Monday’s long-range weather forecast revealed uncertainty as to the 2023 race conditions, making for a nervous lead-in to Boxing Day for the fleet of 103 boats.
Four days from the start of the race, models are moving closer to consensus but there is still some doubt as to the kind of conditions boats will face on the 628 nautical-mile journey.
Crews will likely need to wait until late on Christmas Eve for more clarity.
Smith sailed on 2004 handicap winner Aera and was again aboard the winning boat on countback, Giacomo, in 2016, so knows only too well about the tense lead-up to the race.
He now works for PredictWind, an app that compiles models to predict likely weather conditions.
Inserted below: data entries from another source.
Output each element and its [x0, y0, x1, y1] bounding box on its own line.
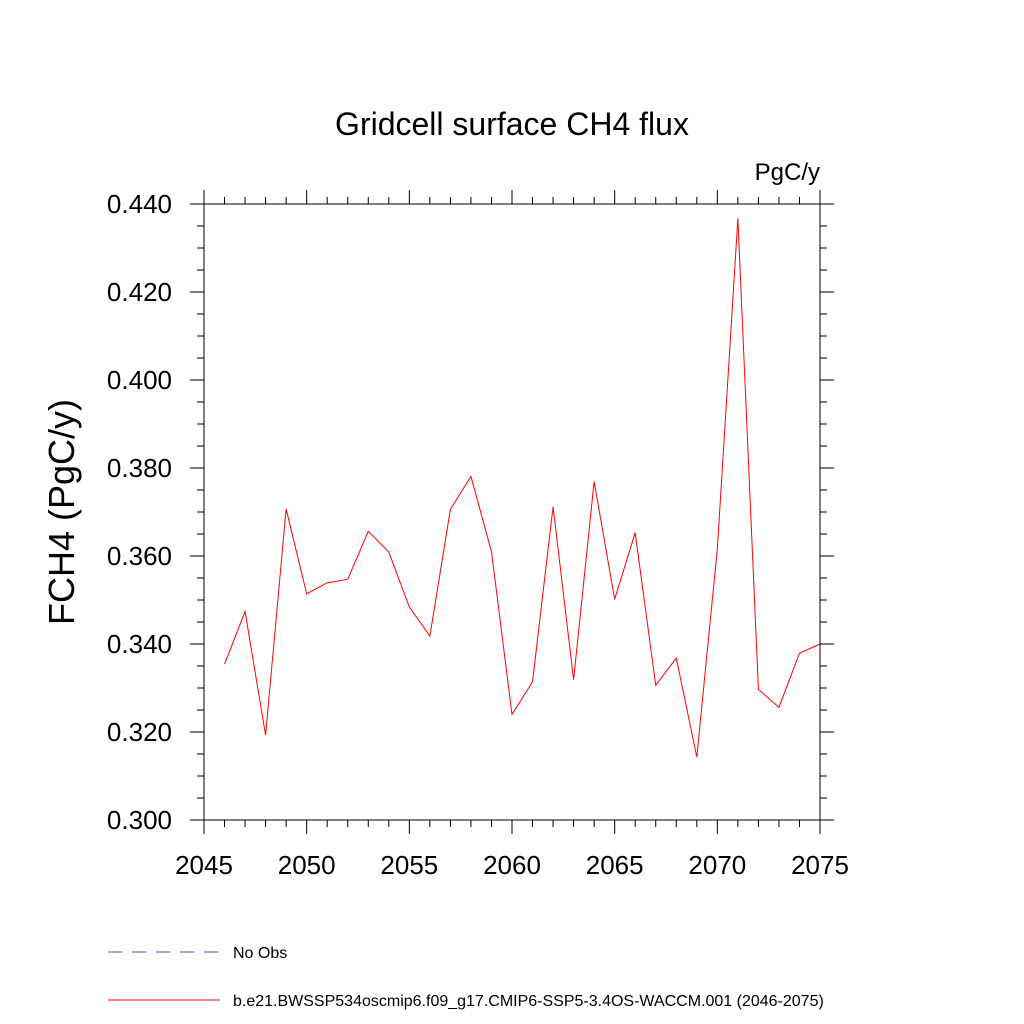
series-line: [224, 218, 821, 758]
y-axis-label: FCH4 (PgC/y): [41, 399, 82, 625]
y-tick-label: 0.420: [107, 277, 172, 307]
x-tick-label: 2070: [688, 850, 746, 880]
y-tick-label: 0.300: [107, 805, 172, 835]
chart-title: Gridcell surface CH4 flux: [335, 106, 689, 142]
legend-label: No Obs: [233, 945, 287, 962]
y-tick-label: 0.360: [107, 541, 172, 571]
y-tick-label: 0.440: [107, 189, 172, 219]
y-tick-label: 0.340: [107, 629, 172, 659]
y-tick-label: 0.320: [107, 717, 172, 747]
x-tick-label: 2055: [380, 850, 438, 880]
y-tick-label: 0.400: [107, 365, 172, 395]
axes: [203, 203, 821, 821]
x-tick-label: 2060: [483, 850, 541, 880]
x-tick-label: 2050: [278, 850, 336, 880]
legend: No Obs b.e21.BWSSP534oscmip6.f09_g17.CMIP…: [108, 945, 824, 1010]
x-tick-label: 2045: [175, 850, 233, 880]
plot-frame: [203, 203, 821, 821]
axis-ticks: 2045 2050 2055 2060 2065 2070 2075 0.300 0.320 0.…: [107, 189, 849, 880]
units-label: PgC/y: [755, 159, 820, 186]
plot-series: [224, 218, 821, 758]
x-tick-label: 2075: [791, 850, 849, 880]
x-tick-label: 2065: [586, 850, 644, 880]
legend-label: b.e21.BWSSP534oscmip6.f09_g17.CMIP6-SSP5…: [233, 993, 824, 1010]
y-tick-label: 0.380: [107, 453, 172, 483]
Crews in this year’s Hobart count themselves among the app’s one million users.
Last year’s fast conditions appeared to put the line honours record, one day, nine hours, 15 minutes, 24 seconds, under threat.
But Smith doubts whether any of the four 100ft supermaxi yachts can beat that time this year, set by reigning line honours champion Andoo Comanche in 2017.
“It just depends how they track with those light-air conditions, but if I had to put a dollar on it I’d say it’s not race-breaking conditions,” he told AAP.
“There’s no consistent heavy, reaching and running that they’ll get the opportunity.”
Reigning overall winner Celestial and fellow TP52 Caro are both tipped as two of the favourites to win the race on countback this year.
Smith currently has them reaching Hobart in roughly two days, 16 hours, adding a possible change in the weather on the far-NSW South Coast may challenge the contenders for overall victory.
“It’s going to be probably 40 per cent upwind, 50 per cent reaching, 10 per cent downwind – that’s sort of the ball-park stuff,” Smith said of the race.
“There’s quite a bit of uncertainty at the start. There could well be thunderstorms, lightning at the start. That can change the dynamic at the start quite a lot.
“There’s a transition zone potentially closer to Eden where there’s sort of a light breeze they have in that section, using the south-bound current.
“It’s going to be a real navigator’s race. That transitional zone is going to be really key.”
If local entrants are still scrambling to make sense of the conditions, the 10 international boats, less familiar with Australian waters, face an even tougher task.
“It’s absolutely unpredictable,” said German Chris Opielok, skipper of the JPK 10.80 Rockall 8.
“As far as I remember, we haven’t had that situation so far. Yesterday, our arrival was about two-and-a-half days, today it’s New Year’s Eve.”